We have a single filter (the same model that Wirecutter recommends) for our ~1100 square feet of living space. It has been keeping up adequately for the inside air quality but we are rigorous about keeping the doors and windows shut (meanwhile, outdoors is dim and yellow from the smoke; trees more than a couple of blocks away disappear like in heavy fog). If the smoke was much worse, though, I think we would need two filters since we can only seal things off so much.
posted by Dip Flash at 9:11 AM on September 12 [1 favorite]


We're just moving our filters to the rooms we're in, as others have said. Unfortunately our main floor is "open concept" so it's just not that pleasant to be in. The filter can only do so much. But in the bedrooms you can see the AQI drop within seconds when you switch the filter on. It seems most critical to cover all the rooms where people or animals sleep, not only because that's a long time but because you aren't awake to notice the air getting smokier.
posted by potrzebie at 9:34 AM on September 12 [1 favorite]


It may not help with the "whole home" picture but if you get a basic air purifier/fan (I got one online for $75 or so) you can at least keep one room clear, like your bedroom, where you spend a lot of time breathing. Seal that one off, run the purifier all the time, and it's your escape area.

I've also plugged gaps in our old apartment building's windows and doors so that there isn't a constant influx of smoky air from the outside and hallways. You can't get it to zero but what you really need to do is just keep it significantly lower than the surrounding air.
posted by BlackLeotardFront at 12:40 PM on September 12 [1 favorite]


That's a good question, HoraceH. If smoke were a gas like nitrogen, the concentration would be about the same inside and outside your house.

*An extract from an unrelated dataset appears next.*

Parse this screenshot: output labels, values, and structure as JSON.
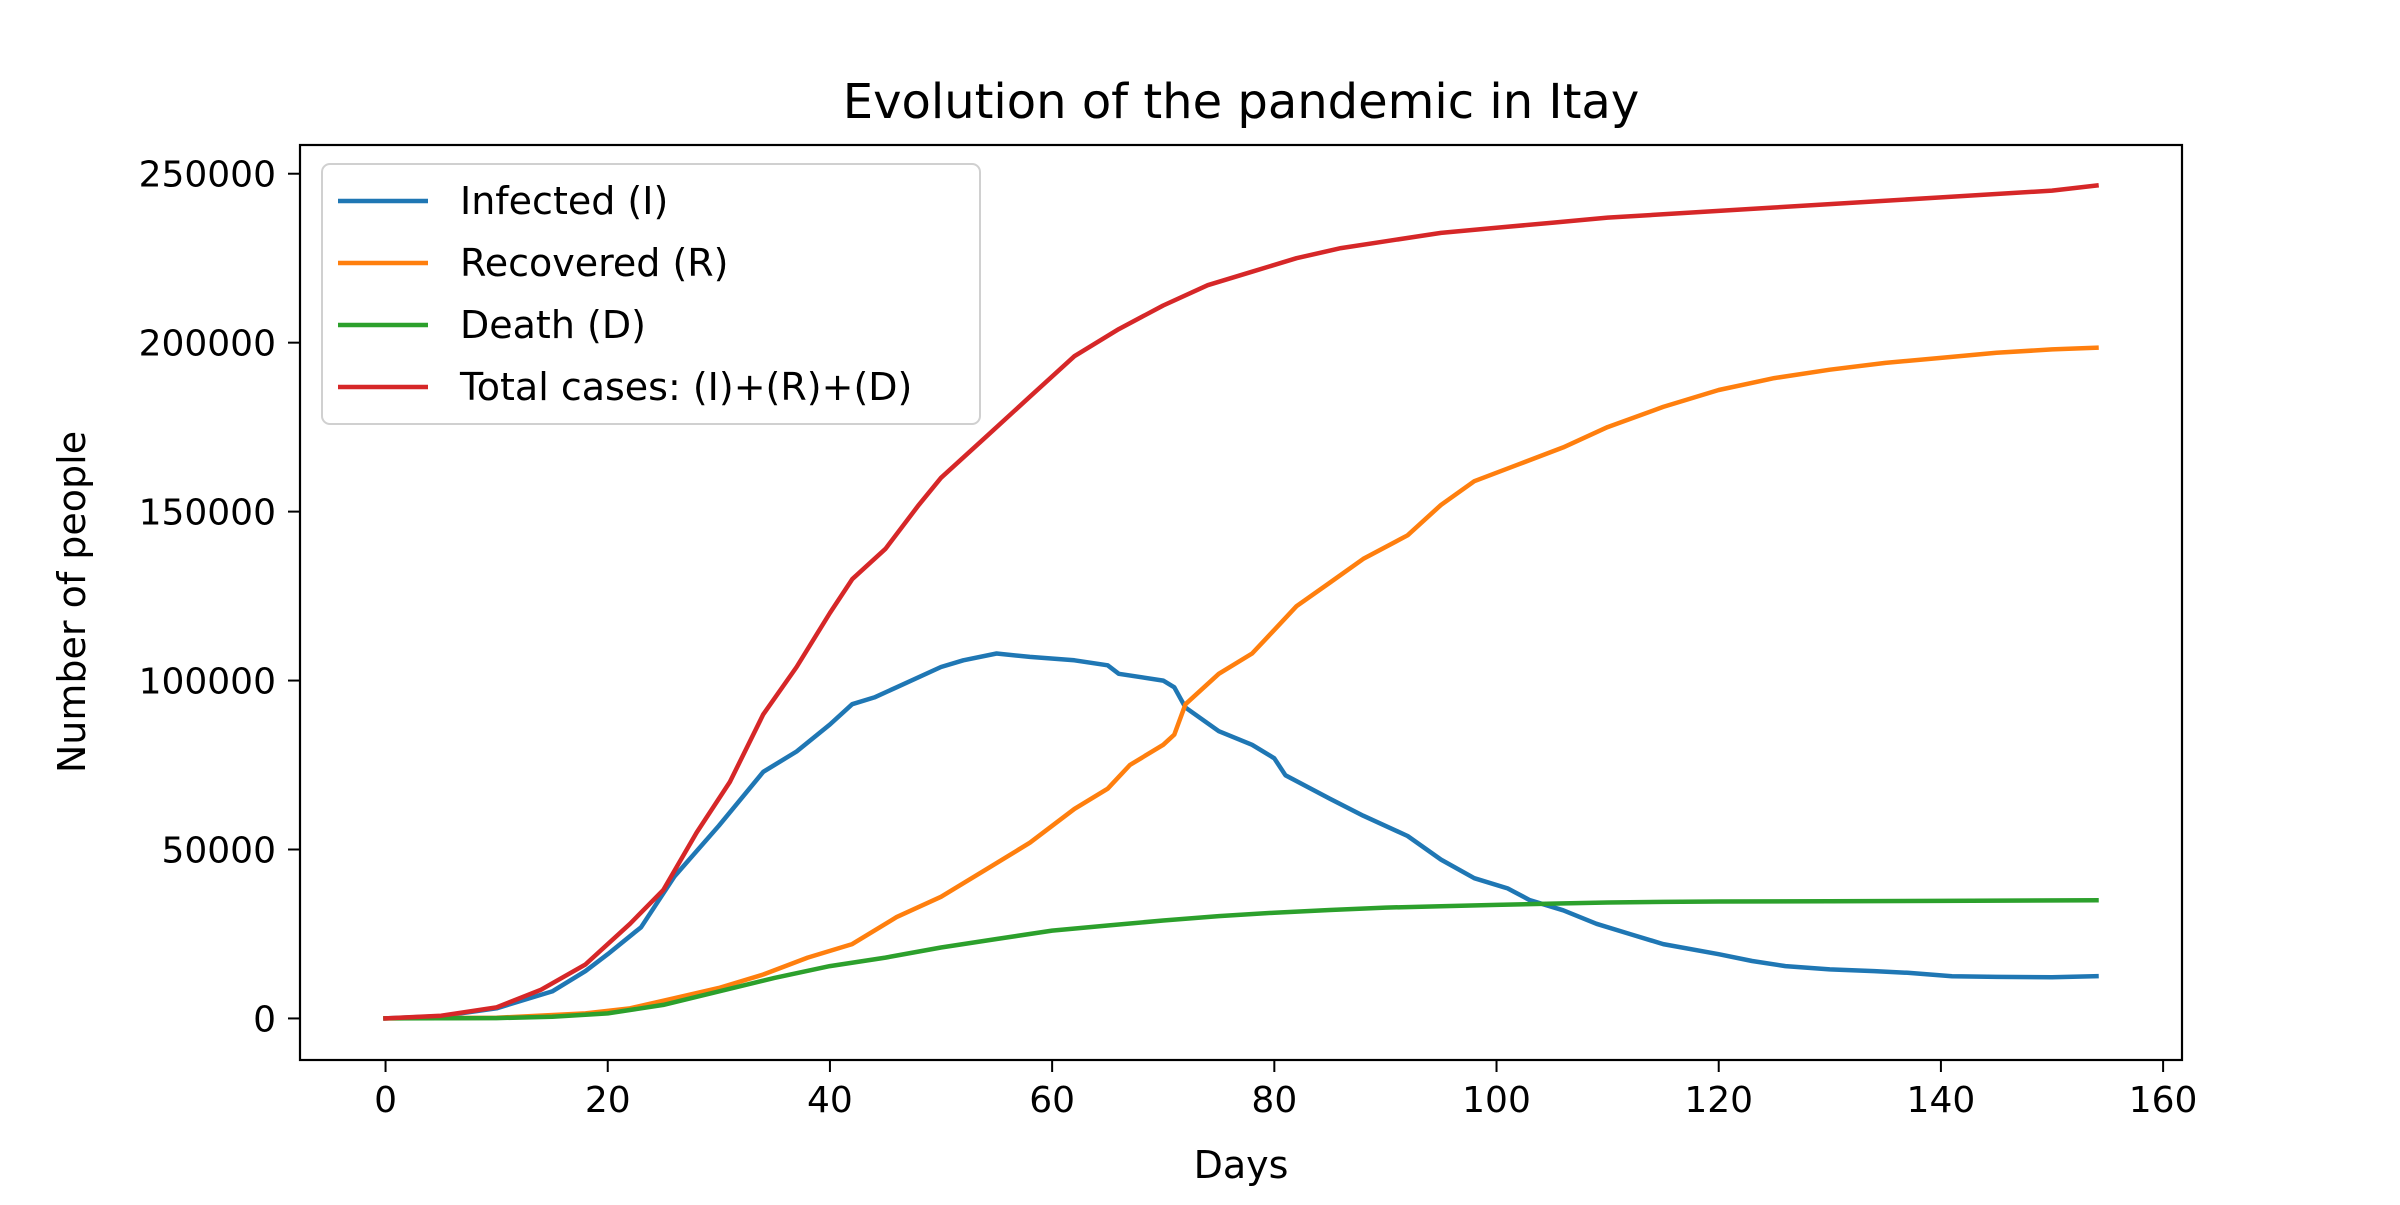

Instead, it's mainly a suspension of fine particles in a gas, and those particles have a tendency to precipitate out on surfaces, especially when they go through narrow, tortuous passages.
posted by jamjam at 1:21 PM on September 12 [1 favorite]


Thank you for your answers, everyone. I bought the largest air purifier I could find, and by moving it around the house I seem to be able to keep the air quality at an acceptable level.